Lenterawayracana.id | Toli-toli – Kecelakaan lalu lintas tunggal terjadi di kawasan Kilo Dua, Jalan Mohammad Saleh Bantilan, yang mengakibatkan seorang ibu pengendara sepeda motor terjatuh ke jurang dengan kedalaman sekitar tiga meter (Kamis 14 Mei 2926 ) Pukul 09.00 WITA.

Peristiwa ini terjadi saat korban dalam perjalanan pulang menuju Dusun Ogomoli. Berdasarkan keterangan warga di lokasi kejadian, situasi lalu lintas saat itu diwarnai dengan kendaraan berukuran besar berupa truk yang beriringan dengan mobil pikap dari arah berlawanan.
Secara kronologis, insiden bermula ketika mobil pikap mencoba mendahului truk di jalur yang relatif sempit. Manuver tersebut memaksa korban untuk mengambil tindakan menghindar dengan menepi ke sisi kiri jalan.
Dalam perspektif keselamatan berkendara, langkah tersebut merupakan respons defensif.
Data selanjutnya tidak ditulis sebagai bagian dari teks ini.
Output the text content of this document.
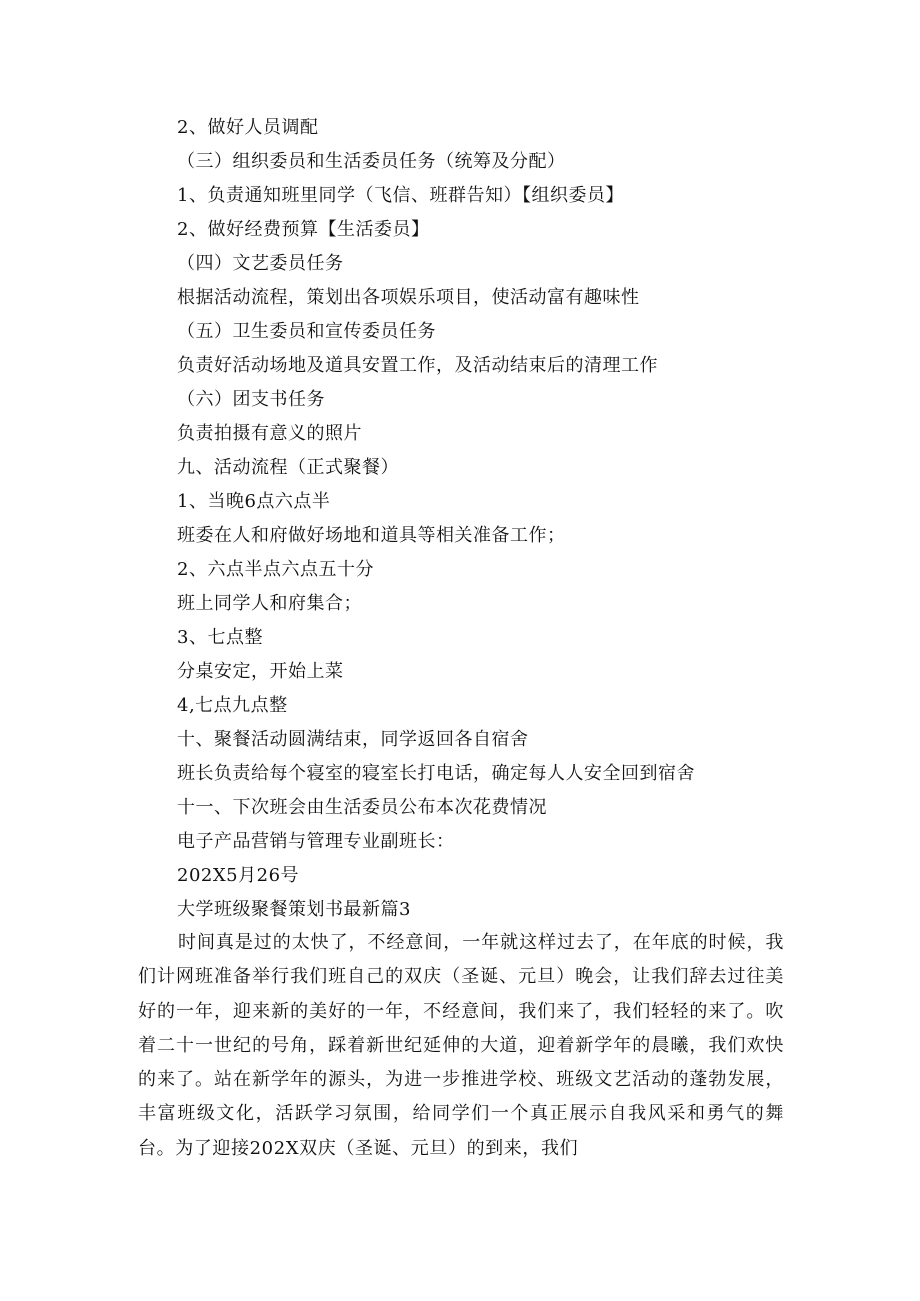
2、做好人员调配
（三）组织委员和生活委员任务（统筹及分配）
1、负责通知班里同学（飞信、班群告知）【组织委员】
2、做好经费预算【生活委员】
（四）文艺委员任务
根据活动流程，策划出各项娱乐项目，使活动富有趣味性
（五）卫生委员和宣传委员任务
负责好活动场地及道具安置工作，及活动结束后的清理工作
（六）团支书任务
负责拍摄有意义的照片
九、活动流程（正式聚餐）
1、当晚6点六点半
班委在人和府做好场地和道具等相关准备工作；
2、六点半点六点五十分
班上同学人和府集合；
3、七点整
分桌安定，开始上菜
4,七点九点整
十、聚餐活动圆满结束，同学返回各自宿舍
班长负责给每个寝室的寝室长打电话，确定每人人安全回到宿舍
十一、下次班会由生活委员公布本次花费情况
电子产品营销与管理专业副班长：
202X5月26号
大学班级聚餐策划书最新篇3
时间真是过的太快了，不经意间，一年就这样过去了，在年底的时候，我们计网班准备举行我们班自己的双庆（圣诞、元旦）晚会，让我们辞去过往美好的一年，迎来新的美好的一年，不经意间，我们来了，我们轻轻的来了。吹着二十一世纪的号角，踩着新世纪延伸的大道，迎着新学年的晨曦，我们欢快的来了。站在新学年的源头，为进一步推进学校、班级文艺活动的蓬勃发展，丰富班级文化，活跃学习氛围，给同学们一个真正展示自我风采和勇气的舞台。为了迎接202X双庆（圣诞、元旦）的到来，我们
Namun, kondisi bahu jalan yang mengalami penurunan kualitas struktur menjadi faktor risiko yang tidak terantisipasi. Saat korban menurunkan kaki kiri untuk menjaga keseimbangan, pijakan yang digunakan ternyata berada di bahu jalan yang sudah menipis dan tidak stabil.
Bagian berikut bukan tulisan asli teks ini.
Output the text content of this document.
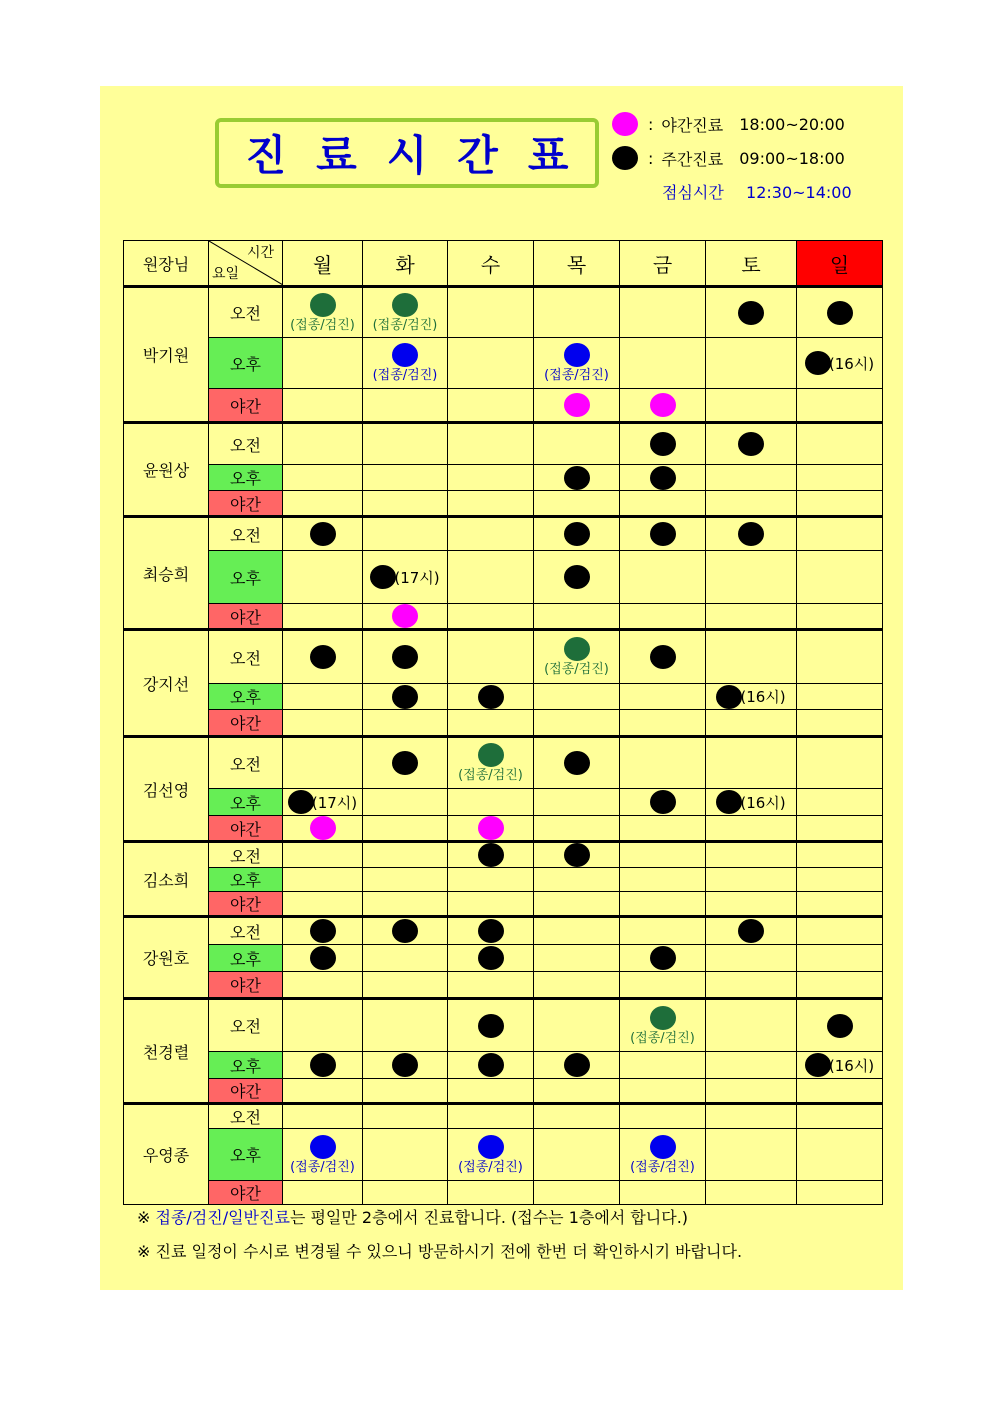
진료시간표
: 야간진료 18:00~20:00
: 주간진료 09:00~18:00
점심시간 12:30~14:00
원장님	시간
요일	월	화	수	목	금	토	일
박기원	오전	(접종/검진)	(접종/검진)					

	오후		(접종/검진)		(접종/검진)			(16시)

	야간				

윤원상	오전					

	오후				

	야간							
최승희	오전	

	오후		(17시)					

	야간		

강지선	오전				(접종/검진)			

	오후						(16시)	

	야간							
김선영	오전			(접종/검진)				

	오후	(17시)					(16시)	

	야간	

김소희	오전			

	오후							
	야간							
강원호	오전	

	오후	

	야간							
천경렬	오전					(접종/검진)		

	오후							(16시)

	야간							
우영종	오전							
	오후	(접종/검진)		(접종/검진)		(접종/검진)		

	야간							
※ 접종/검진/일반진료는 평일만 2층에서 진료합니다. (접수는 1층에서 합니다.)
※ 진료 일정이 수시로 변경될 수 있으니 방문하시기 전에 한번 더 확인하시기 바랍니다.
Akibatnya, korban kehilangan keseimbangan dan langsung terjatuh ke jurang dengan kedalaman kurang lebih tiga meter bersama sepeda motor yang dikendarainya.
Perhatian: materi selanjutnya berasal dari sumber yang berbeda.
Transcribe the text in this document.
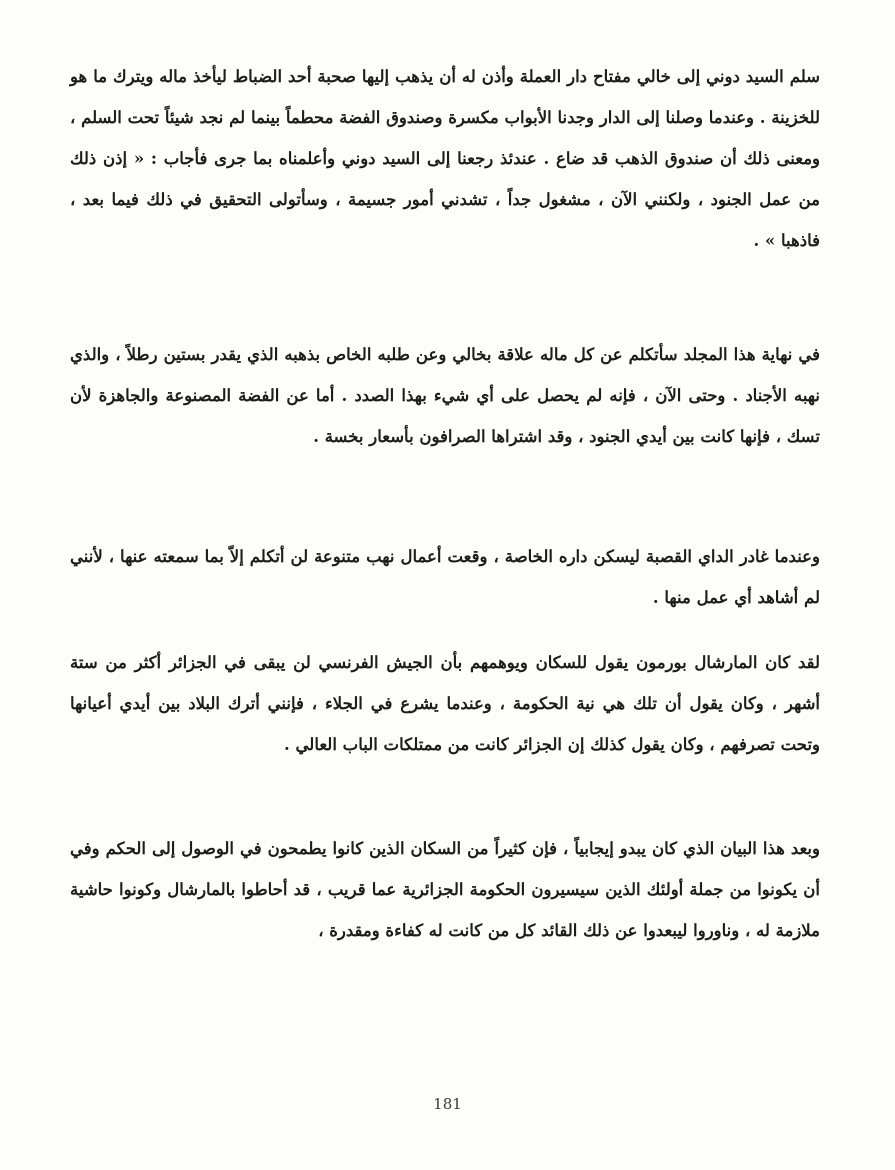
سلم السيد دوني إلى خالي مفتاح دار العملة وأذن له أن يذهب إليها صحبة أحد الضباط ليأخذ ماله ويترك ما هو للخزينة . وعندما وصلنا إلى الدار وجدنا الأبواب مكسرة وصندوق الفضة محطماً بينما لم نجد شيئاً تحت السلم ، ومعنى ذلك أن صندوق الذهب قد ضاع . عندئذ رجعنا إلى السيد دوني وأعلمناه بما جرى فأجاب : « إذن ذلك من عمل الجنود ، ولكنني الآن ، مشغول جداً ، تشدني أمور جسيمة ، وسأتولى التحقيق في ذلك فيما بعد ، فاذهبا » .

في نهاية هذا المجلد سأتكلم عن كل ماله علاقة بخالي وعن طلبه الخاص بذهبه الذي يقدر بستين رطلاً ، والذي نهبه الأجناد . وحتى الآن ، فإنه لم يحصل على أي شيء بهذا الصدد . أما عن الفضة المصنوعة والجاهزة لأن تسك ، فإنها كانت بين أيدي الجنود ، وقد اشتراها الصرافون بأسعار بخسة .

وعندما غادر الداي القصبة ليسكن داره الخاصة ، وقعت أعمال نهب متنوعة لن أتكلم إلاّ بما سمعته عنها ، لأنني لم أشاهد أي عمل منها .

لقد كان المارشال بورمون يقول للسكان ويوهمهم بأن الجيش الفرنسي لن يبقى في الجزائر أكثر من ستة أشهر ، وكان يقول أن تلك هي نية الحكومة ، وعندما يشرع في الجلاء ، فإنني أترك البلاد بين أيدي أعيانها وتحت تصرفهم ، وكان يقول كذلك إن الجزائر كانت من ممتلكات الباب العالي .

وبعد هذا البيان الذي كان يبدو إيجابياً ، فإن كثيراً من السكان الذين كانوا يطمحون في الوصول إلى الحكم وفي أن يكونوا من جملة أولئك الذين سيسيرون الحكومة الجزائرية عما قريب ، قد أحاطوا بالمارشال وكونوا حاشية ملازمة له ، وناوروا ليبعدوا عن ذلك القائد كل من كانت له كفاءة ومقدرة ،

181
Warga dan pengguna jalan yang menyaksikan kejadian tersebut segera memberikan pertolongan. Korban berhasil dievakuasi dari jurang ke badan jalan oleh masyarakat sekitar yang melintas. Aksi cepat tersebut mencerminkan tingginya solidaritas sosial dalam situasi darurat.
Pasca kejadian, insiden tersebut kemudian dilaporkan ke pihak kepolisian terdekat, yakni Pos KPPP Pelabuhan Dede. Merespons laporan tersebut, personel KPPP yang dipimpin oleh Aiptu Entong bersama anggota langsung bergerak cepat menuju tempat kejadian perkara (TKP).
Setibanya di lokasi, petugas segera melakukan penanganan awal dengan mengamankan area kejadian serta memasang garis polisi (police line) guna mencegah potensi gangguan dan memastikan keselamatan pengguna jalan lainnya.
Meski sempat ditawari untuk dibawa ke rumah sakit guna mendapatkan penanganan medis lebih lanjut, korban memilih untuk diantar pulang ke kediamannya di Dusun Ogomoli.
Secara analitis, kejadian ini menegaskan bahwa kecelakaan tidak hanya dipicu oleh faktor perilaku berkendara, tetapi juga kondisi infrastruktur jalan. Bahu jalan yang tidak memiliki daya dukung memadai menjadi titik rawan yang berpotensi memicu kecelakaan, terutama pada ruas jalan sempit dengan intensitas lalu lintas tinggi.
Peristiwa ini diharapkan menjadi perhatian bagi pihak terkait untuk segera melakukan evaluasi dan perbaikan pada kondisi bahu jalan, guna meminimalisir risiko kecelakaan serupa di masa mendatang.